Roseburia was part of commensal bacteria producing short-chain fatty acids, especially butyrate, affecting the colonic motility, immunity maintenance, and anti-inflammatory properties [
35]. It also reported that the reduction in
Roseburia contributed to the dysbiosis of ulcerative colitis patients [
36]. Weber [
37] and other studies have found that the
Lachnospira is the main pectin degrading bacterium in the human intestine. At the same time,
Bacteroides,
Lactobacillus, and
Bifidobacteria can grow in the presence of pectin and pectin oligosaccharides [
38]; pectin contained in the SPV may provide conditions for the growth of these bacteria. Accordingly, the bacterial abundance such as
Lactobacillus and
Bacteroides was enhanced in this study. Therefore, the SPV feed provided different fermentation substrates for the fermentation of intestinal microorganisms, thereby affecting the abundance of the bacteria and the SCFA production.

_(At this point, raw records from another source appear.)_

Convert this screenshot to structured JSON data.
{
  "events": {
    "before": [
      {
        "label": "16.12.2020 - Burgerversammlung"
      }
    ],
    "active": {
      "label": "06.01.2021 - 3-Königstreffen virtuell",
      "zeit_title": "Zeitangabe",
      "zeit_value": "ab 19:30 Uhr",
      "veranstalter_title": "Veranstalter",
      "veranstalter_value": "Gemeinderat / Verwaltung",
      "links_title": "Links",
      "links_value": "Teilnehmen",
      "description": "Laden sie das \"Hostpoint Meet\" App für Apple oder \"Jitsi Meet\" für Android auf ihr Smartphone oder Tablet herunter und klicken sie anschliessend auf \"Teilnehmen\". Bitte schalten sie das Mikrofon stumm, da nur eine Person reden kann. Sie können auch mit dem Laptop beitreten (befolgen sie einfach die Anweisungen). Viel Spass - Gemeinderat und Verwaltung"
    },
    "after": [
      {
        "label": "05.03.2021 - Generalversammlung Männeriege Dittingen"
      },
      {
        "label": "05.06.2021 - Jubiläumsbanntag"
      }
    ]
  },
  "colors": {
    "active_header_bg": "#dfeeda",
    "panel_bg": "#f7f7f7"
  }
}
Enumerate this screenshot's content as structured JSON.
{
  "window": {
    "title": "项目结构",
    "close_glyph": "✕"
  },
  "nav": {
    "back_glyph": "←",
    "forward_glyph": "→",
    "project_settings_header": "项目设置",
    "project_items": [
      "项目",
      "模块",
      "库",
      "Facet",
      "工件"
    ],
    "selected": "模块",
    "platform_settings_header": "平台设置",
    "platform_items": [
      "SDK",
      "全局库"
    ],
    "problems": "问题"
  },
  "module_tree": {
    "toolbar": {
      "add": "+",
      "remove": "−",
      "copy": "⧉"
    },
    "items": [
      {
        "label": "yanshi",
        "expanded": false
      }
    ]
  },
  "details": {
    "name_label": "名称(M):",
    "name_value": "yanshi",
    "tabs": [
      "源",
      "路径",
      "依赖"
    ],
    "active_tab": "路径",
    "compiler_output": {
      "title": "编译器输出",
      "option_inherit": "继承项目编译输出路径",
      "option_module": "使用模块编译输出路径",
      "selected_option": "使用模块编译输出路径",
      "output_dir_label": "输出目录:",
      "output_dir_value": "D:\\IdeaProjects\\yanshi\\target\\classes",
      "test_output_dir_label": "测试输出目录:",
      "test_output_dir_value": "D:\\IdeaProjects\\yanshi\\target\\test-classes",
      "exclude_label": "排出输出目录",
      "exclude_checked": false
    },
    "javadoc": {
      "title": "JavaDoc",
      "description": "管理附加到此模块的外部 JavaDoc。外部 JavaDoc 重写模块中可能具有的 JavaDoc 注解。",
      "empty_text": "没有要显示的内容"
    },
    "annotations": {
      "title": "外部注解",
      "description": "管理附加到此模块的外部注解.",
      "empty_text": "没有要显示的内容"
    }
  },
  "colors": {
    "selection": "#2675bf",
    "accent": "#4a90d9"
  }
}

On the other hand, beneficial microorganisms colonized the intestinal mucosa to constitute a protective barrier to prevent colonization by other pathogenic bacteria [
39]. Pathogenic bacteria in the intestinal tract are harmful to the mucosal barrier and may induce intestinal diseases. In this study, SPV treatment increased the abundance of
Lactobacillus and
Bacteroides.
Lactobacillus is the only genus of the
Lactobacillus family, including the species of
Lactobacillus mucosae and
Lactobacillus reuteri.
Lactobacillus presents in the gut of animals and plays a major role in maintaining bacterial balance and preventing colonization of pathogenic microorganisms.
Lactobacillus enters the intestine after being adhered to the intestinal mucosa, during which a biological barrier is formed that can prevent the invasion of pathogenic microorganisms [
40,
41]. Simultaneously,
Lactobacillus reuteri can also secrete reuterin, which has a strong inhibitory effect on harmful bacteria [
42]. Therefore, SPV treatment may improve the intestinal health by promoting the abundance of certain beneficial bacteria, thereby inhibiting the growth of pathogenic bacteria.